WWW Project Turns 30

Three Ws stacked one over the other and slightly offset, set in progressively darker teals. Thirty years ago, on April 30 1993, European Organization for Nuclear Research (CERN) announced the World Wide Web project. While the web existed before then, this marks its release into the public domain.

Eight days and thirty years ago, Mosaic 1.0 was released (you might recall I wrote up a little tribute). In the span of about a week, the first generally-available web browser and the public release of the underlying web platform kicked off a revolution in communication.

I was all ready to write up a brief history, expanding on my 2013 post, when better write-ups than I could offer landed in front of me:

From the W3C:

Today marks the 30th anniversary of the release of the World Wide Web into the public domain, for general use, and at no cost, on 30 April 1993 by CERN.

This quiet gesture, advocated by Web inventor Sir Tim Berners-Lee, has had implications beyond what he or anyone imagined at that time: the Web, free for everyone, has changed our lives.

Please, join me in taking a moment to appreciate the impact and the sheer magnitude of the revolution that started just two years prior. “Try it”, Sir Tim noted in his August 1991 email introducing the World Wide Web – and since then, billions of people have.

[…]

In May 2003, coinciding almost exactly with the tenth anniversary of CERN’s decision, W3C adopted a Patent Policy to enable continued innovation and widespread adoption of Web standards developed by the World Wide Web Consortium. The W3C Patent Policy governs the handling of patents in the process of producing Web Standards. The goal of this policy is to assure that Recommendations produced under this policy can be implemented on a Royalty-Free (RF) basis. By adopting this Patent Policy with its commitment to royalty-free standards, W3C laid the foundation for future decades of technical innovation, economic growth, and social advancement.

To date, W3C has published more than 11,000 specifications, of which 470 are web standards.

The post goes on to rattle off a lengthy list of standards, agreements, and ongoing efforts.

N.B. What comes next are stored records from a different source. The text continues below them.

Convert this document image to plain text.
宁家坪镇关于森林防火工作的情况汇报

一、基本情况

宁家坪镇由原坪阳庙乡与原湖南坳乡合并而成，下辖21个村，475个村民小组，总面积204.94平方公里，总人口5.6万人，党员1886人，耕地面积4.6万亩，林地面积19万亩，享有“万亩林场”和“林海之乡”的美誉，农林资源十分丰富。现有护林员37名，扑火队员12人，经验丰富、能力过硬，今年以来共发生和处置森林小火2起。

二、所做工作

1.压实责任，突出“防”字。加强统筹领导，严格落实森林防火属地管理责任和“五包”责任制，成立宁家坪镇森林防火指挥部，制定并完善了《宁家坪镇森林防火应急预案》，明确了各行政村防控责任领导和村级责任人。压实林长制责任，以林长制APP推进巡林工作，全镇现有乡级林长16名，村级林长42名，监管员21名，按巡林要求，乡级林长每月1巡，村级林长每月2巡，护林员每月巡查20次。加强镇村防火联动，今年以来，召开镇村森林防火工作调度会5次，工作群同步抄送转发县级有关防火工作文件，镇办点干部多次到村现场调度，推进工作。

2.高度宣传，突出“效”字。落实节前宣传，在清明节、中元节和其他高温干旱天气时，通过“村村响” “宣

History of the Web compares and contrasts the license-free web with another internet protocol at the time, Gopher:

For a while, in the early 90’s, the web was in competition with Gopher, an alternative Internet-backed protocol developed at the University of Minnesota, and named for the school’s mascot. Gopher shared some philosophical preferences with the web, but it was, in practice, something entirely different. Gopher was hierarchical by design, a stark contrast to the sprawling, nonhierarchic hyperlink of the web. Gopher also put resources behind search and design of sites years before technologies like Google and browsers like Netscape would do the same for the web.

As a result, it was pretty popular. Maybe more so than the web. But there’s a reason we don’t hear much about Gopher these days.

In February of 1993, the University of Minnesota made an announcement. In specific commercial usage of the protocol, they would be charging licensing fees. Not large fees, and not in all cases. But, in some small way, they would be restricting access.

Overnight, sentiment shifted. Internet users took to BBS boards and mailing lists to express outrage about Gopher’s decision. IBM declared that they wouldn’t support internally any protocol with restrictive licensing. The world began searching for alternatives.

As an Internet Old I remember enjoying Gopher and then abruptly not enjoying Gopher because of that licensing announcement. I recall the Usenet (another destination on the internet that was not the web) forums blowing up in outrage — the kind of outrage you can only get from a whole lot of higher-education-affiliated internet users in the pre-monetized online spaces of the early 1990s.

While I think the web would have won out over Gopher anyway, its niche existence was likely hastened by University of Minnesota’s licensing decision.

2 Comments

Reply

As a fellow old, I used Gopher in college. This would have been 1993-1996. Ah, the memories. Starting email addresses with smtp. Dot matrix printers.